Человек, женившийся на однажды умершей дочери Ууламетса, которая и сама была колдуньей, человек, который изо дня в день имеет дело с колдунами, лешими и им подобными, привыкает мыслить кратко и расчетливо, причем некоторые из посещающих его в самом начале мыслей вовсе ему и не принадлежат… и неожиданно Петр ощутил в себе дичайшее, самое безрассудное побуждение: немедленно встать, прогнать Волка назад, в те самые конюшни, откуда тот сбежал…

Даже несмотря на то, что Саша так любил лошадей и его прикосновение к ним было столь же открыто и правдиво, как собственное сердце.

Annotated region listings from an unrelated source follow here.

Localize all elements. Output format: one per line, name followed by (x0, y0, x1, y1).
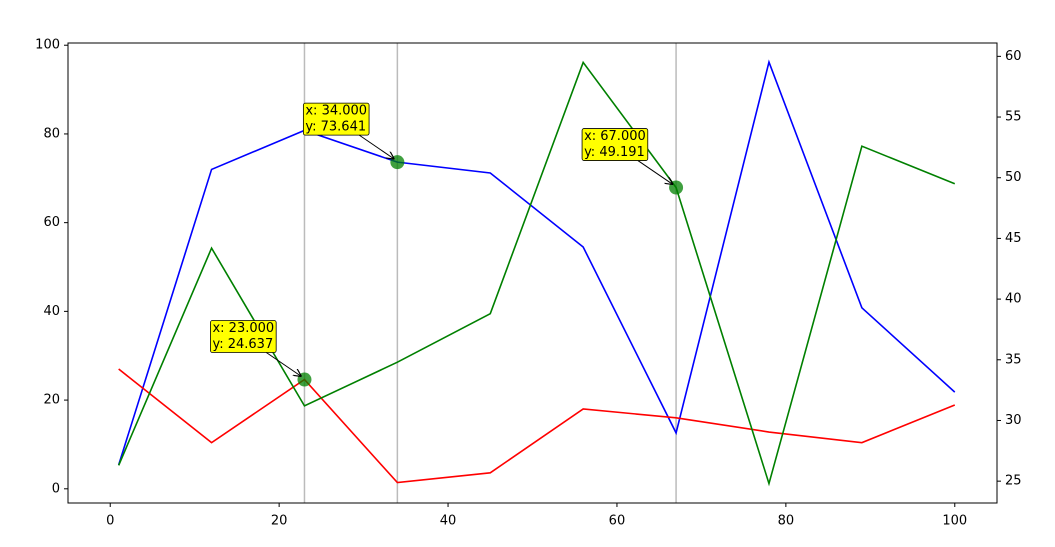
y-tick-label: 80 (43, 126, 60, 141)
annotation-text: y: 49.191 (584, 145, 645, 160)
annotation-text: x: 23.000 (212, 321, 274, 336)
y2-tick-label: 55 (1005, 110, 1022, 125)
y2-tick-label: 50 (1005, 170, 1022, 185)
annotation-arrow (358, 134, 394, 159)
plot-frame (67, 42, 998, 504)
annotation-box (210, 320, 277, 353)
y-tick-label: 20 (43, 393, 60, 408)
y-tick-label: 60 (43, 215, 60, 230)
x-tick-label: 100 (942, 514, 967, 529)
annotation-arrow (637, 160, 673, 185)
annotation-box (302, 102, 370, 136)
annotation-text: y: 73.641 (305, 120, 366, 135)
x-tick-label: 40 (440, 514, 457, 529)
x-tick-label: 0 (106, 514, 114, 529)
annotation-text: x: 34.000 (305, 104, 367, 119)
x-tick-label: 80 (778, 514, 795, 529)
annotation-arrow (266, 352, 301, 377)
y2-tick-label: 30 (1005, 413, 1022, 428)
y2-tick-label: 45 (1005, 231, 1022, 246)
series-line (118, 368, 956, 484)
series-line (117, 59, 956, 466)
annotation-box (581, 128, 649, 161)
x-tick-label: 60 (609, 514, 626, 529)
y-tick-label: 100 (35, 38, 60, 53)
y2-tick-label: 40 (1005, 292, 1022, 307)
y2-tick-label: 60 (1005, 49, 1022, 64)
y-tick-label: 40 (43, 304, 60, 319)
y-tick-label: 0 (52, 481, 60, 496)
annotation-text: x: 67.000 (584, 129, 646, 144)
annotation-text: y: 24.637 (212, 337, 273, 352)
x-tick-label: 20 (271, 514, 288, 529)
y2-tick-label: 35 (1005, 352, 1022, 367)
y2-tick-label: 25 (1005, 474, 1022, 489)
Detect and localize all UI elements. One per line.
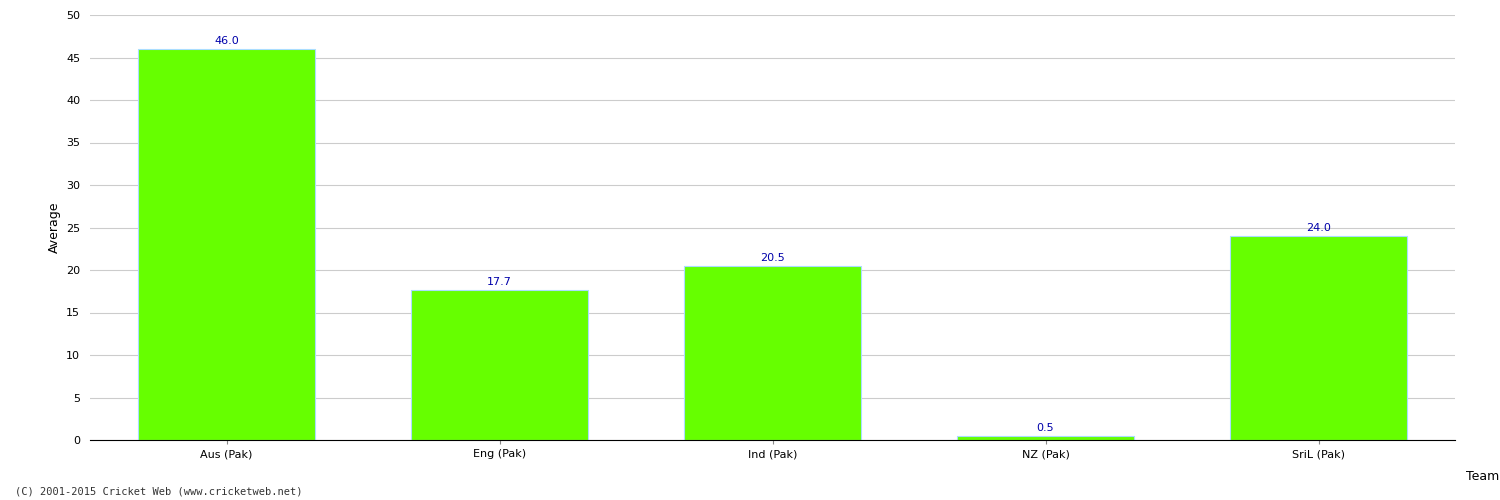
Bar xyxy=(957,436,1134,440)
Text: 17.7: 17.7 xyxy=(488,277,512,287)
Y-axis label: Average: Average xyxy=(48,202,60,253)
X-axis label: Team: Team xyxy=(1466,470,1498,483)
Bar xyxy=(1230,236,1407,440)
Bar xyxy=(138,49,315,440)
Bar xyxy=(684,266,861,440)
Text: 46.0: 46.0 xyxy=(214,36,238,46)
Text: 0.5: 0.5 xyxy=(1036,423,1054,433)
Text: 20.5: 20.5 xyxy=(760,253,784,263)
Text: 24.0: 24.0 xyxy=(1306,224,1330,234)
Bar xyxy=(411,290,588,440)
Text: (C) 2001-2015 Cricket Web (www.cricketweb.net): (C) 2001-2015 Cricket Web (www.cricketwe… xyxy=(15,487,303,497)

Но это была лишь единственная короткая, до холода расчетливая мысль. Было глупо идти на поводу взбалмошного характера собственной жены, и все же еще большая глупость оставлять ее наедине с сердечными переживаниями и странными воображениями: ведь порода колдунов была не вполне нормальной, и Саша и Ивешка сами не раз признавали это, и особенно ненормальна она тогда, когда каждый из них имеет собственное сердце. Особенно это проявляется тогда, когда они пытаются использовать эти сердца и жить подобно обычным людям. Оба колдуна, которых он любил, открыто предупреждали его, что любят его и что любовь к чему-либо из окружающего была очень опасна и для них и для всего вокруг.

Мертвые деревья были вполне наглядными свидетельствами этого.

— Вешка, — выкрикнул Петр, хватаясь рукой за перила и подтягивая себя, чтобы встать на дорожку. — Вешка, черт возьми, здесь темнеет, здесь становится холодно, а я все еще не получил свой ужин. Ты слышишь меня?